1) There are three main differences between Apple's previous Token Ring
card and this one:
- Transmission speed
The old card supported only 4 Mbps transmission, and the new card
supports both 4 and 16 Mbps.
- On-board memory capacity
The old card came with 512K RAM on the card, but there was no
expansion capability. The new card comes with 512K standard,
expandable to 1 or 2.5MB.
- Token Ring technology
The old card used the Texas Instruments TMS380 Token Ring chip set.
The new card uses the industry-standard IBM Token-Ring chip set.
2) There's no upgrade program at this time.

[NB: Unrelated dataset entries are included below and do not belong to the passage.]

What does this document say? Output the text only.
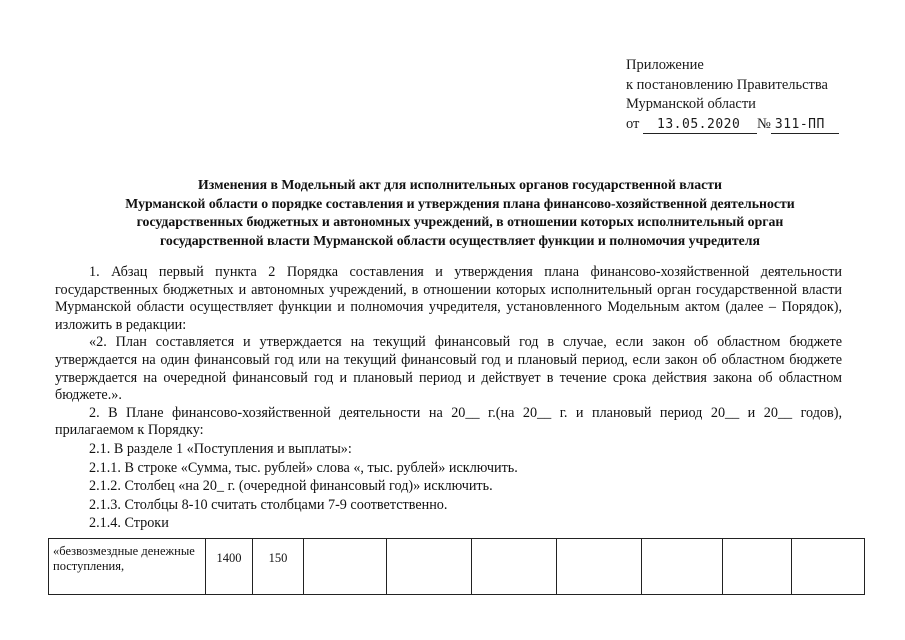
Приложение
к постановлению Правительства
Мурманской области
от 13.05.2020 № 311-ПП
Изменения в Модельный акт для исполнительных органов государственной власти
Мурманской области о порядке составления и утверждения плана финансово-хозяйственной деятельности
государственных бюджетных и автономных учреждений, в отношении которых исполнительный орган
государственной власти Мурманской области осуществляет функции и полномочия учредителя

1. Абзац первый пункта 2 Порядка составления и утверждения плана финансово-хозяйственной деятельности государственных бюджетных и автономных учреждений, в отношении которых исполнительный орган государственной власти Мурманской области осуществляет функции и полномочия учредителя, установленного Модельным актом (далее – Порядок), изложить в редакции:

«2. План составляется и утверждается на текущий финансовый год в случае, если закон об областном бюджете утверждается на один финансовый год или на текущий финансовый год и плановый период, если закон об областном бюджете утверждается на очередной финансовый год и плановый период и действует в течение срока действия закона об областном бюджете.».

2. В Плане финансово-хозяйственной деятельности на 20__ г.(на 20__ г. и плановый период 20__ и 20__ годов), прилагаемом к Порядку:

2.1. В разделе 1 «Поступления и выплаты»:

2.1.1. В строке «Сумма, тыс. рублей» слова «, тыс. рублей» исключить.

2.1.2. Столбец «на 20_ г. (очередной финансовый год)» исключить.

2.1.3. Столбцы 8-10 считать столбцами 7-9 соответственно.

2.1.4. Строки

«безвозмездные денежные поступления,	1400	150								
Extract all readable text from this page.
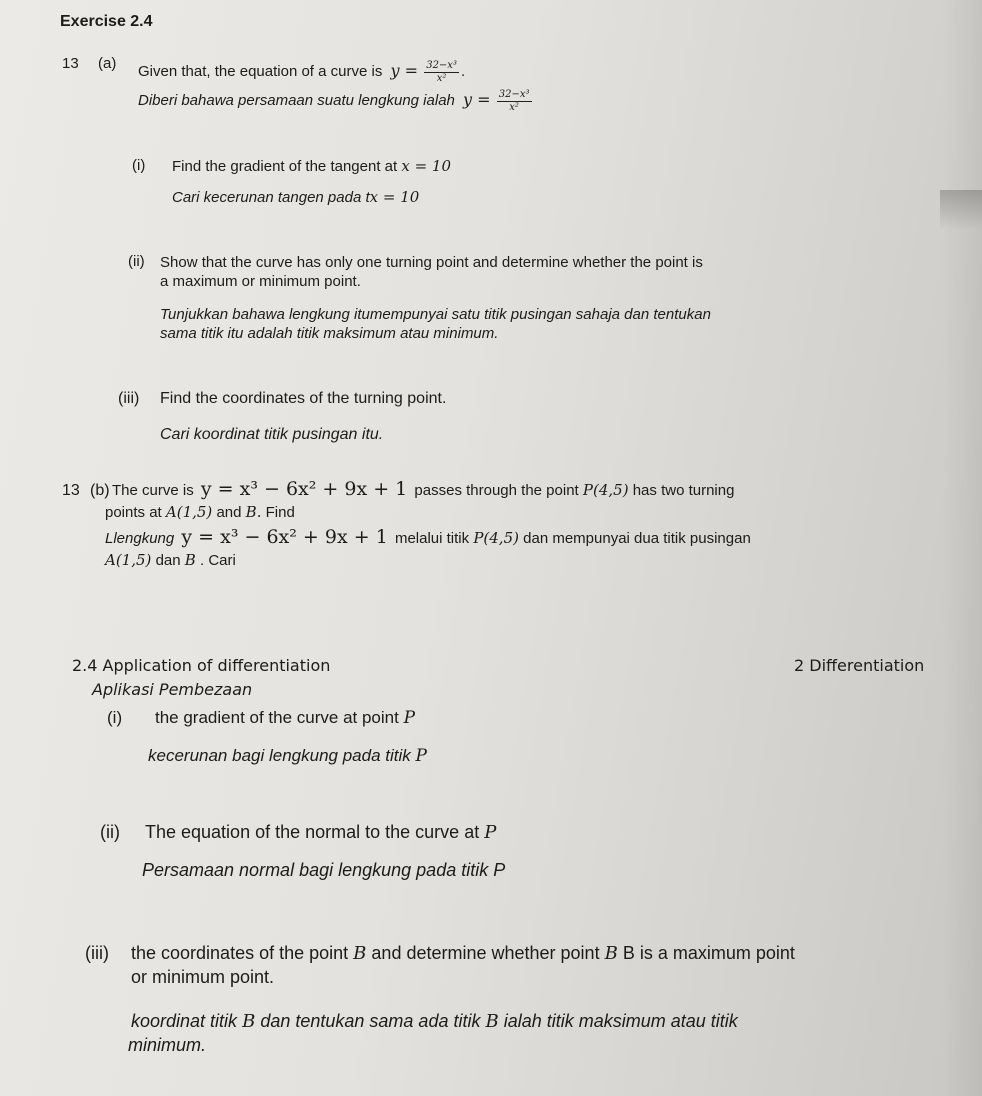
Exercise 2.4
13 (a) Given that, the equation of a curve is $y = \frac{\text{32−x³}}{\text{x²}}$ .
Diberi bahawa persamaan suatu lengkung ialah $y = \frac{\text{32−x³}}{\text{x²}}$
(i) Find the gradient of the tangent at x = 10
Cari kecerunan tangen pada tx = 10
(ii) Show that the curve has only one turning point and determine whether the point is
a maximum or minimum point.
Tunjukkan bahawa lengkung itumempunyai satu titik pusingan sahaja dan tentukan
sama titik itu adalah titik maksimum atau minimum.
(iii) Find the coordinates of the turning point.
Cari koordinat titik pusingan itu.
13 (b) The curve is y = x³ − 6x² + 9x + 1 passes through the point P(4,5) has two turning
points at A(1,5) and B. Find
Llengkung y = x³ − 6x² + 9x + 1 melalui titik P(4,5) dan mempunyai dua titik pusingan
A(1,5) dan B . Cari
2.4 Application of differentiation
Aplikasi Pembezaan
2 Differentiation
(i) the gradient of the curve at point P
kecerunan bagi lengkung pada titik P
(ii) The equation of the normal to the curve at P
Persamaan normal bagi lengkung pada titik P
(iii) the coordinates of the point B and determine whether point B B is a maximum point
or minimum point.
koordinat titik B dan tentukan sama ada titik B ialah titik maksimum atau titik
minimum.
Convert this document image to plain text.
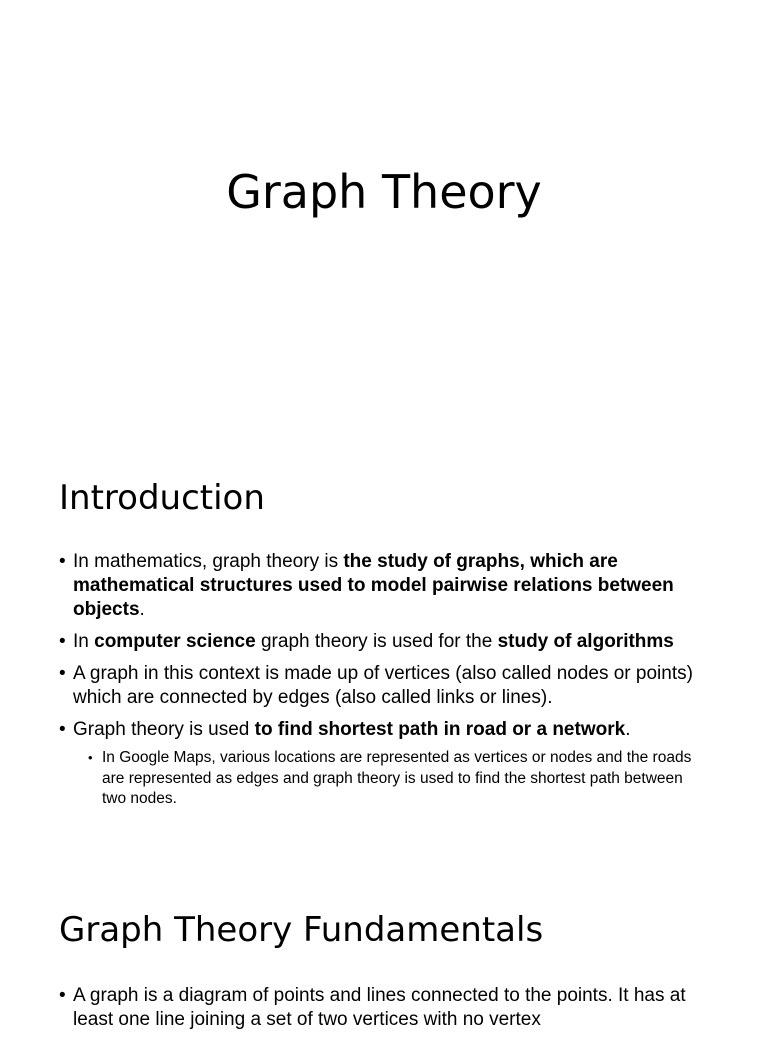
Graph Theory
Introduction
• In mathematics, graph theory is the study of graphs, which are mathematical structures used to model pairwise relations between objects.
• In computer science graph theory is used for the study of algorithms
• A graph in this context is made up of vertices (also called nodes or points) which are connected by edges (also called links or lines).
• Graph theory is used to find shortest path in road or a network.
• In Google Maps, various locations are represented as vertices or nodes and the roads are represented as edges and graph theory is used to find the shortest path between two nodes.
Graph Theory Fundamentals
• A graph is a diagram of points and lines connected to the points. It has at least one line joining a set of two vertices with no vertex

3) Both of the cards are based on IEEE 802.5 standards for Token Ring, and
will therefore work in all standard Token Ring environments. You can
use multiple protocol stacks with the cards, including SNA and
AppleTalk. In fact, because both cards are based on the Macintosh
Coprocessor Platform architecture, you can run multiple network
protocols simultaneously. Still, some customers found the name
TokenTalk confusing, thinking that the card only supported AppleTalk
protocols. We have changed the name to reflect the broad range of
applications possible with the card, and to complement its standards-
based design.
4) That depends on your network configuration. We find that in low-traffic
situations, the increase in throughput is not astronomical. Generally,
this is because the bottleneck is not how much information can be
transferred over the wire, but how much can be processed in and out of
the Macintosh. As the total amount of traffic on the ring increases,
the capacity of the network becomes more important and 16Mbps token ring
begins to perform better than 4Mbps Token Ring.
Operation at 16 Mbps also provides a feature called "Early Token
Release," whereby more than one frame may exist on the ring at once.
This provides an additional improvement in throughput, especially on
large rings carrying a significant number of small frames.